“If everybody wrote on every wall…” Dean of Campus Life Anne Lundquist leaves the sentence hanging. A picture of our campus’ buildings covered with dripping tags, psychedelic motifs, and Led Zeppelin lyrics scribbles itself into my mind. The image is not wholly unappealing. Campus Life disagrees. Last week the office arranged meetings with students on the first and third floors of Binford to establish community agreements about graffiti in their dorm.
According to first-year Will Metcalf, who lives on the third floor of Binford, many students were opposed to removing their “art.”
“Most people were not bothered by it,” he said. “It should stay there. It’s our space.”
Letting the graffiti remain wasn’t one of the options students had. Everyone could either agree to chip in and clean up the bathrooms themselves, or pay the fines as a group for having the bathroom revamped. Judging by the layers of peeling beige paint in the stalls, it won’t be the first time the school has dealt with graffiti.
“Aaah, bathroom politics,” someone has scrawled in ballpoint on the inside of a door on the first floor. In the next stall there is a picture of former Associate Dean of Campus Life Jodi Gill labeled with an unprintable epithet.
The administration has proposed an alternate medium for students to express their opinions in the bathroom stalls: pieces of paper taped to the stalls’ doors. While it is an accommodating suggestion, graffiti on paper misses the entire point. Writing on a wall suggests permanence and significance. Writing on a piece of paper suggests the trashcan.
Q: When does your childhood end? When does the future begin?
A: In college-pass me another beer bong!
—-1st floor women’s bathroom, Binford
The perpetrators of petty vandalism aren’t so different from legitimate writers. Vandals aim to entertain, to inform, and to be remembered. Bathroom stalls provide the only democratic forum for their work: truly, no talent or message is required to make your voice heard here.
From the infamous “Here I sit, broken-hearted….” to the bizarre “The groundhog has a fake ID” to the pseudo-poetic “When everything under a tree is purple/you know there’s more than that, the scrawling on the walls of Binford’s bathrooms certainly provokes thought in the mind of the man on the can.
Who, for instance, would write “Frailty, thy name is woman” in the women’s bathroom? What motivated someone to tag “Agent”? Should “Farts be free”?
Death by constantly shifting.
—-1st floor men’s bathroom, Binford
Painting over graffiti won’t stop people from writing it. If anything, a blank wall encourages vandals by providing a clean, untouched canvas.
If the administration wants to end vandalism, they must provide students with a real means to make their voice heard.

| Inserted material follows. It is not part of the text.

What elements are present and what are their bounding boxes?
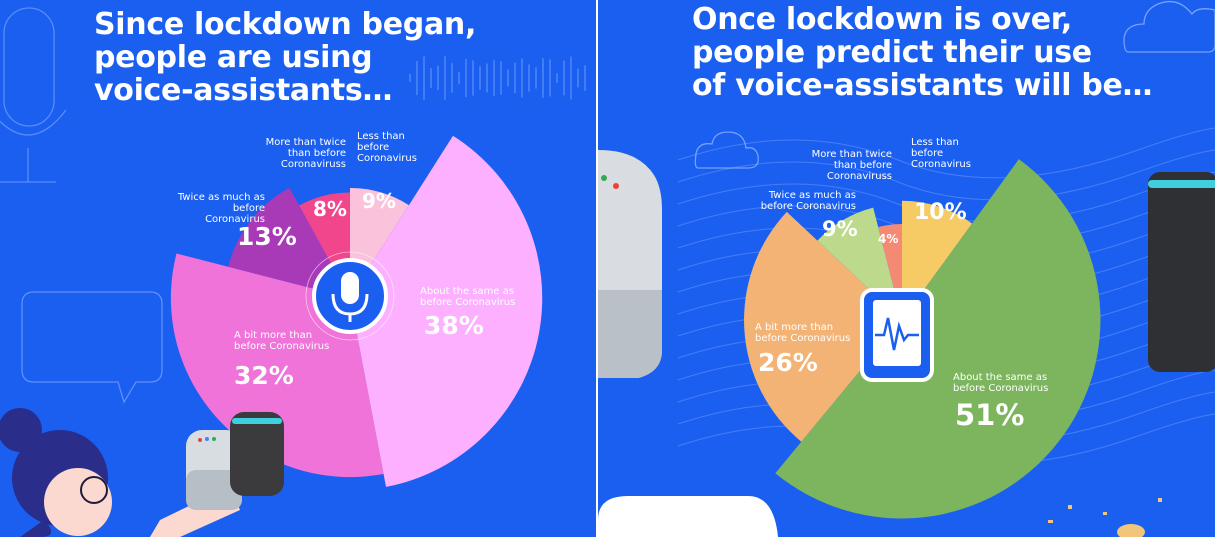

Student involvement in school politics is negligible: though we have the chance to speak up about policies in open forums, our comments are about as influential as the cruel cartoons of administrators drawn on the bathroom walls. And now, we are forced to paint over those.
The sub-text of bathroom graffiti reveals a bigger issue facing the college. As Guilford expands, it finds itself caught between appealing to prospective students and keeping current students enrolled.
The college’s attempts to reinvent itself as a more conservative institution have helped attract a wider range of applicants, but with a retention rate of only 70% for first-years, the administration clearly needs to find a way to keep the students who are here happy. Destruction of property is not committed by students who love their school.
Students who write on the bathroom walls are clearly trying to say something. My guess is that it’s a lot more interesting than a scatological limerick.